Background/Question/Methods
With the advent of large spatial datasets and computing power in the 90ies, correlative spatial modeling became an important tool in ecology and conservation. Correlative spatial models search for patterns and explanatory variables in an exploratory fashion. Adding modern flexible models, the approach is prone to overfitting: finding correlations where there are none, or overstating their explanatory or even predictive power based on inflated goodness-of-fit. I’ve previously introduced tools for true model evaluation, not merely goodness-of-fit, namely spatially independent leave-one-out cross-validation (SILOOCV).
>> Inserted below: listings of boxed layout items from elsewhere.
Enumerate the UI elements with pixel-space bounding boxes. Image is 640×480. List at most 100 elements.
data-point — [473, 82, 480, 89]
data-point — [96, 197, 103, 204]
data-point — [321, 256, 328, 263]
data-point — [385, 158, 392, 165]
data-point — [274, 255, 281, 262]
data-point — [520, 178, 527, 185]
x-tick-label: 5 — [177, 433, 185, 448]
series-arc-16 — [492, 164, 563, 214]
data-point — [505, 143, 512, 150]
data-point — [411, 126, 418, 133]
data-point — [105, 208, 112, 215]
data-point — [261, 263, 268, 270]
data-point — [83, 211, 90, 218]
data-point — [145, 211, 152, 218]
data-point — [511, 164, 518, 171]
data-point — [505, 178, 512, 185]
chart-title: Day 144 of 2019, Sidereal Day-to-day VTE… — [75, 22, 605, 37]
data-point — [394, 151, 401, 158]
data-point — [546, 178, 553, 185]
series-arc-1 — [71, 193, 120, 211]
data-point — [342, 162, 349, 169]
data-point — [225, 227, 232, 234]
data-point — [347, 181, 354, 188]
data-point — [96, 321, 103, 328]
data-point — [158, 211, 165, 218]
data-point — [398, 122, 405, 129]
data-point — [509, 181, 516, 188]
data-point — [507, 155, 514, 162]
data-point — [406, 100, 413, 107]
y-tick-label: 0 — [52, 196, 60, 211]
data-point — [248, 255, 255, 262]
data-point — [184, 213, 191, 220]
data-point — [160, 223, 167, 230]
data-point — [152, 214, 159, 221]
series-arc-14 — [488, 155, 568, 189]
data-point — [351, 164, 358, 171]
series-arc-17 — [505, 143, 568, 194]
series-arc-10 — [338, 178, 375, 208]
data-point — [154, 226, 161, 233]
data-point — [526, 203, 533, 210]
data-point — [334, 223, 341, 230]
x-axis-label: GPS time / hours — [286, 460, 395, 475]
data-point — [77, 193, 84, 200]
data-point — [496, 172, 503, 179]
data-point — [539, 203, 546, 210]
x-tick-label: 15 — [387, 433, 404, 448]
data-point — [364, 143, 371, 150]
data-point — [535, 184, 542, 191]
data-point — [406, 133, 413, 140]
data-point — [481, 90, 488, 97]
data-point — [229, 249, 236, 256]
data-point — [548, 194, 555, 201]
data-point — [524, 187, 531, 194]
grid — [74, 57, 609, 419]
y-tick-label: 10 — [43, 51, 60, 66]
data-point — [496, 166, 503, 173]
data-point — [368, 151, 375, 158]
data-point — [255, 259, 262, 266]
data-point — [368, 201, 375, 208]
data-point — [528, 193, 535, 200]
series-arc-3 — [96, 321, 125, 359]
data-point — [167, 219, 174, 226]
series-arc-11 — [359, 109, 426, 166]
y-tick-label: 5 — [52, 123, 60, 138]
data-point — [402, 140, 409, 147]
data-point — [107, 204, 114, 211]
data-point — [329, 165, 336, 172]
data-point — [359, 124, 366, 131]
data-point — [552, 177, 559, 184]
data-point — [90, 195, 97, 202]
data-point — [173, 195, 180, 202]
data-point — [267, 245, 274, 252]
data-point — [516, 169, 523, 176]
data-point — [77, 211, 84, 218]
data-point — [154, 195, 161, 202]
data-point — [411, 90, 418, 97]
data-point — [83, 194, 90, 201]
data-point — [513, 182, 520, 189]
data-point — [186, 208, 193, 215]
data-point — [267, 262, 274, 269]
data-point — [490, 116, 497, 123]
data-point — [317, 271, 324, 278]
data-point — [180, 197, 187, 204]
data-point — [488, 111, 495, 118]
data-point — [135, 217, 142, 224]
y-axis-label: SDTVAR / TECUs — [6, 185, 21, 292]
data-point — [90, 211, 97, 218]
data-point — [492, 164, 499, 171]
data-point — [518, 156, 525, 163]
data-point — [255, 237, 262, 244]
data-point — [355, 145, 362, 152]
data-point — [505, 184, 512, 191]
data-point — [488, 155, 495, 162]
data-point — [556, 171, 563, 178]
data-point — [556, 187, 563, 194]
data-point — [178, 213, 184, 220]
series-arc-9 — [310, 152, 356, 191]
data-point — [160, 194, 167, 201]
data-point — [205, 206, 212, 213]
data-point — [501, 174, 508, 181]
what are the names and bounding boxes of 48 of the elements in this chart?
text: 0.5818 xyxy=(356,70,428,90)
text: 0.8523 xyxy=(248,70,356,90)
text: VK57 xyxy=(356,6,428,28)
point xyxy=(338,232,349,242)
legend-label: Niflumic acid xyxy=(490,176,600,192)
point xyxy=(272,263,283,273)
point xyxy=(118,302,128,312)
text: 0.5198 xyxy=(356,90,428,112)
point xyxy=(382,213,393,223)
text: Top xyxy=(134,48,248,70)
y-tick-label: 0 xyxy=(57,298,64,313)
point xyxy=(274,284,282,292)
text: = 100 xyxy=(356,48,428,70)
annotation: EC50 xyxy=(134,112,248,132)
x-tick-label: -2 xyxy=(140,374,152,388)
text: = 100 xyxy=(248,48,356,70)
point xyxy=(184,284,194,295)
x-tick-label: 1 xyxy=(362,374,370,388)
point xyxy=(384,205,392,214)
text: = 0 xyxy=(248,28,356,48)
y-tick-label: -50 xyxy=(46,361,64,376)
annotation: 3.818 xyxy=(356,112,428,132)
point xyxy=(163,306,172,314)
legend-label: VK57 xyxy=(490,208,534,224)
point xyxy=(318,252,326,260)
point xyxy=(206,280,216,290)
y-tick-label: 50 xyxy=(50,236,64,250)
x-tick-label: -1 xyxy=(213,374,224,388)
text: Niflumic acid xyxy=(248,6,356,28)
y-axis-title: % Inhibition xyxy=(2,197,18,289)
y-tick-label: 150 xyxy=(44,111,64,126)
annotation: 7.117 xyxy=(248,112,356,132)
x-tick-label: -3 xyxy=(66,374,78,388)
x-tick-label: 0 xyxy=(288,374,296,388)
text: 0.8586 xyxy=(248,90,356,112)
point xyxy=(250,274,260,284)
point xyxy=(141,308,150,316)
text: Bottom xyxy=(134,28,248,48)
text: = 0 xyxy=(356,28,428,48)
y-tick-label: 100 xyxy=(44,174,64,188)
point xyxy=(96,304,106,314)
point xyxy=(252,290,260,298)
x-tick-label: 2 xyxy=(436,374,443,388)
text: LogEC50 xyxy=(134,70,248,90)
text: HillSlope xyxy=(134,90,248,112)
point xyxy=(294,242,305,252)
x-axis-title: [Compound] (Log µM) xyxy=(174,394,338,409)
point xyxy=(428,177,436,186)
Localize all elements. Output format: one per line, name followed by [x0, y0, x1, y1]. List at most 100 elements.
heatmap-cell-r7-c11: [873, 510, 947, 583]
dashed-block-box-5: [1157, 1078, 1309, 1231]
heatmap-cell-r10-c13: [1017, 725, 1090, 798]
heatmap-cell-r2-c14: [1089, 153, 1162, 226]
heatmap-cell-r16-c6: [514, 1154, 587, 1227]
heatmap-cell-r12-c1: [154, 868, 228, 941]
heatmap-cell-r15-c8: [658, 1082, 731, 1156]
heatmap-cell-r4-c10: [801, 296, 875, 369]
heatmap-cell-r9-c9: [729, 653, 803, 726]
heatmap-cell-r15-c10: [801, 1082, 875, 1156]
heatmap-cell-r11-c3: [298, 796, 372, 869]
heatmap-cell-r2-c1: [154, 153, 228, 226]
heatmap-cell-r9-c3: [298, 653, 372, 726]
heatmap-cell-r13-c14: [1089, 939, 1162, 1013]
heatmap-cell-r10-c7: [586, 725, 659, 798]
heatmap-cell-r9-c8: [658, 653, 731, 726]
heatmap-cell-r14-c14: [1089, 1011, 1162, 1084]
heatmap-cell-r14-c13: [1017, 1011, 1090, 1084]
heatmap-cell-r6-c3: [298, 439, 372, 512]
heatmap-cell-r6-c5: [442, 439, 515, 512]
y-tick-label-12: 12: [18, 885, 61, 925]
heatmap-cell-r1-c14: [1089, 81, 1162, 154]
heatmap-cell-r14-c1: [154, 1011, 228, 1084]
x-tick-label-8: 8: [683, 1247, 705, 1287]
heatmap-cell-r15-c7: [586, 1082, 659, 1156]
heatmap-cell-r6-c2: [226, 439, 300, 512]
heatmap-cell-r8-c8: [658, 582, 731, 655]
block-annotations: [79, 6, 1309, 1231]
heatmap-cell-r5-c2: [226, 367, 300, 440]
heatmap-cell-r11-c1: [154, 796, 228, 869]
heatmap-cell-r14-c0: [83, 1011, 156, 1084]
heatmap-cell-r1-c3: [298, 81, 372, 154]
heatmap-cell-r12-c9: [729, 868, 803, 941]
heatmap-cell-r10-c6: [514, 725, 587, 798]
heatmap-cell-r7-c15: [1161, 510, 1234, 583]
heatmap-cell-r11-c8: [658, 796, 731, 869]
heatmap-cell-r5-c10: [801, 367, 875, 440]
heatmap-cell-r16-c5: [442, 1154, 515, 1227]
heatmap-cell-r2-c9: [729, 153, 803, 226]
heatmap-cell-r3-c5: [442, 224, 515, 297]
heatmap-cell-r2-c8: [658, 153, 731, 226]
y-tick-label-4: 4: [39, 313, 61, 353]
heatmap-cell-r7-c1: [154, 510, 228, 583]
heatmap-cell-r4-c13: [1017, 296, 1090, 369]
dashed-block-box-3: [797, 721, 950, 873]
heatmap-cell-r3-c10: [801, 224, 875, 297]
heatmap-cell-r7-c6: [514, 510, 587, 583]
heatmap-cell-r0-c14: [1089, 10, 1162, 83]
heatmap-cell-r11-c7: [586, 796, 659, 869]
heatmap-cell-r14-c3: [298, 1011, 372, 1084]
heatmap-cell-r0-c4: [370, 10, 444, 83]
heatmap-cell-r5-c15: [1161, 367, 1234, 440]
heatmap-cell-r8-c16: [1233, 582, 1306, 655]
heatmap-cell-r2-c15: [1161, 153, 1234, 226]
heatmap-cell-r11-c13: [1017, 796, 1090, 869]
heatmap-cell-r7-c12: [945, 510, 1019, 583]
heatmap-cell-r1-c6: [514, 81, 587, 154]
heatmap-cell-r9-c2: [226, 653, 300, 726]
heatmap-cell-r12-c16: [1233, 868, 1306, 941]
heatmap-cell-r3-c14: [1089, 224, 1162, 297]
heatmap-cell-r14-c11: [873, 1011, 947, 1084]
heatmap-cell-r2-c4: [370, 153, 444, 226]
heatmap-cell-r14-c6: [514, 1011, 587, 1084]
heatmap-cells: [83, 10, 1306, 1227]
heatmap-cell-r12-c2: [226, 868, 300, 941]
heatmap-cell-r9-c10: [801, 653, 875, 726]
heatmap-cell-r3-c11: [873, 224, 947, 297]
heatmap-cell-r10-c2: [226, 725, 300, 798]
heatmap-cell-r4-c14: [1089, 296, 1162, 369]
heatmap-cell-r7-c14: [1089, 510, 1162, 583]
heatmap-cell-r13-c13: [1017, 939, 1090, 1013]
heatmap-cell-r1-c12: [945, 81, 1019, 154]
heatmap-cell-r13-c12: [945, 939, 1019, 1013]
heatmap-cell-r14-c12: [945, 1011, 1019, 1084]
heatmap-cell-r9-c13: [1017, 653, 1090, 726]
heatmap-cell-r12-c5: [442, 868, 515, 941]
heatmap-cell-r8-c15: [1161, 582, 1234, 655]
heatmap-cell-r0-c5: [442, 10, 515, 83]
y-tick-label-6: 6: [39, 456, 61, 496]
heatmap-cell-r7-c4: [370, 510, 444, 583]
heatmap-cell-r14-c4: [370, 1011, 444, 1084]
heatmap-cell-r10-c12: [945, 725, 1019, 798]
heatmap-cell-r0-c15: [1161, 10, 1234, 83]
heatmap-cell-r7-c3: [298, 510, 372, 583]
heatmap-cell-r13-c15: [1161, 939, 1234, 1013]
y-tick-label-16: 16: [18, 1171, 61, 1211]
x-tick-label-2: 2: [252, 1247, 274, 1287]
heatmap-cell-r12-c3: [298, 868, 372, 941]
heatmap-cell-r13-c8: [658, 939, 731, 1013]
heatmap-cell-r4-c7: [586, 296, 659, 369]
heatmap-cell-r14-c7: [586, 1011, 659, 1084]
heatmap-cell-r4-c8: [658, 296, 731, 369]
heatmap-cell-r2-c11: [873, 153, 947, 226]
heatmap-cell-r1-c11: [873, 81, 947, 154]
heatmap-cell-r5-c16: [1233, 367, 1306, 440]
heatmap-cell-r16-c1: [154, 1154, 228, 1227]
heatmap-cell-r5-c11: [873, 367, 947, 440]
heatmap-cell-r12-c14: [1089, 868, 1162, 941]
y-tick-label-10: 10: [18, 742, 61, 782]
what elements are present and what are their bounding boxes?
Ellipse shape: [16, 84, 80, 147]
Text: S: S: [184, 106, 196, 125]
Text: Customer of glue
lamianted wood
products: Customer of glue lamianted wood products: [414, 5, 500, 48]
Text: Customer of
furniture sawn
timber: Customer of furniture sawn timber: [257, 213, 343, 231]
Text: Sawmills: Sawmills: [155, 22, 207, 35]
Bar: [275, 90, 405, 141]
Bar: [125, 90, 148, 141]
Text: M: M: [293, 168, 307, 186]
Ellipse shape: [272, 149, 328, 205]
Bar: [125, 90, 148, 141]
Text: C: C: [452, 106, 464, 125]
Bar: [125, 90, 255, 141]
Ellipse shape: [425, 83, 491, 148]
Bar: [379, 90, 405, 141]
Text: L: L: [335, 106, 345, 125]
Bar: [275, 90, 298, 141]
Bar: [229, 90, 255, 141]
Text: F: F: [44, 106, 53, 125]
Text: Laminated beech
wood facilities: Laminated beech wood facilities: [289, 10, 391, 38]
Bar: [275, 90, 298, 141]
Here I investigate the usefulness of SILOOCV for identifying variables that appear to have a functional connection to a spatial pattern, but actually don’t. I identify these variables by omitting them from the model and contrasting the decrease in goodness-of-fit with the decrease in predictive power as determined by SILOOCV. My model system are species distributions models in a realistic simulation model on a 50 x 50 grid, which allows me to know and control the actual functional relevance of candidate variables and thus allows me to evaluate my system of detecting spurious variables with misleadingly high goodness-of-fit.
Results/Conclusions
Without using independent data in model selection, species distribution models had an elevated probability of selecting functionally unconnected variables. This was caused by an elevated probability of spatially autocorrelated variables to intercorrelate by random chance. Variables not functionally connected to the distribution of virtual species showed a significantly higher drop in performance from an evaluation based on goodness-of-fit (aka resubstition or training data = test data) to an independent evaluation (SILOOCV) than variables that actually were functionally involved in the distribution of the simulated species. In particular, unconnected variables that showed an initially high correlation with distributions by random chance, and thus contributed to the overfit of the model, experienced a significant rise in error estimates when tested rigorously. Variables with matching spatial autocorrelation patterns (range) were prone to correlate by random chance. The performance of SILOOCV in identifying such spuriously fitting variables was comparable to identifying them by an evaluation based on new, independent test data, which are hard to obtain in real life. Therefore, I recommend the use of SILOOCV to prevent spurious results in correlative spatial models that tend to misidentify unimportant variables as supposedly good explanatory variables or predictors.